I’ll have to admit I had severe reservations as I sat down and watched Lisa Ling’s Our America episode on plural marriage. I mean what kind of crazy person would purposely allow their spouse to engage in relations with another woman. And how selfish those men must be to try and have their cake and eat it too. But as I watched the episode I realized something. The people, at least in the community Ling was interviewing, are really truly committed to each and every person in the relationship. The wives seem to form emotional bonds and friendships with each other and often spend more time together than with their husband.

And here’s something that really took me by surprise, it’s the women that actually control the relationship, they get to decide what man they are going to marry and it’s up to the elders to make it happen.
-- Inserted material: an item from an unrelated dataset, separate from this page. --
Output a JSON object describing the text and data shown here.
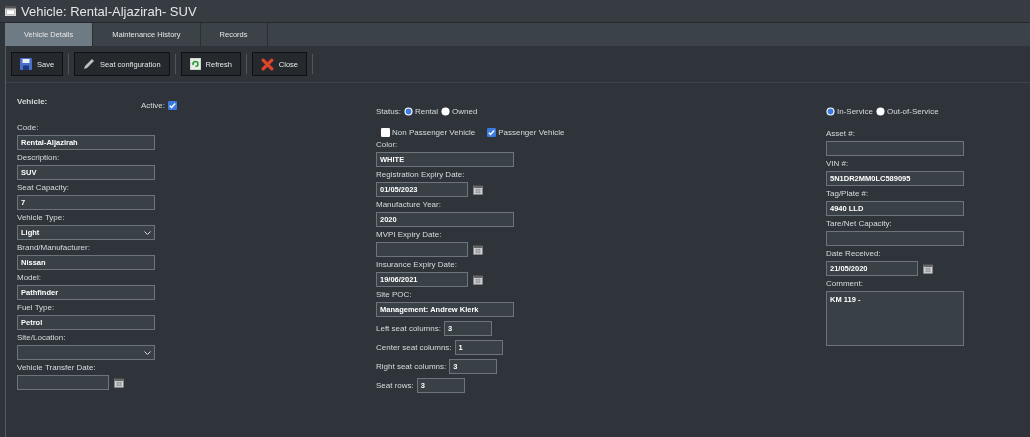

As I watched the interviews I discovered that plural marriage isn’t necessarily something that should be shunned, it could possibly be a way to balance and possibly decrease the rate of divorce in America.

I know you are probably thinking I’m crazy right now, but hear me out for just a second.

It is estimated that roughly 30 to 60% of all married individuals (in the United States) will engage in some form of infidelity at some point throughout their marriage and that 2-3% of all children are the product of infidelity (source: Buss and Shackelford).

The U.S. Census Bureau in November 2009, estimates that there are approximately 13.7 million single parents in the United States today and those parents are responsible for raising 21.8 million children (that’s about 26% of children under 21 in the U.S. today).

U.S. News and World Report magazine reports that one-third of children born today are illegitimate and half of those children live in poverty.

In a plural marriage no one is left alone to raise their children as a single parent because if the husband isn’t around, the wives still have each other to help raise and support their children, both financially and emotionally. You have a support system at ALL times, not just on a court ordered schedule.

Legalizing plural marriage can potentially reduce the divorce rate and decrease the amount of single-parent households and most important, may even reduce the amount of illegitimate children born in the United States.

What would you do if plural marriage became legal in the United States? Keep in mind that for every 100 single women of marriageable age in the United States there are fewer than 70 single men, and as we get older the numbers spread further apart. That means statistically if marriage is still considered only a monogamous relationship, there will always be more women than men which probably means there will always be infidelity in what we are calling monogamous relationships.

Do you think the government should reconsider their stance on plural marriage? Could this be a way to save the American family?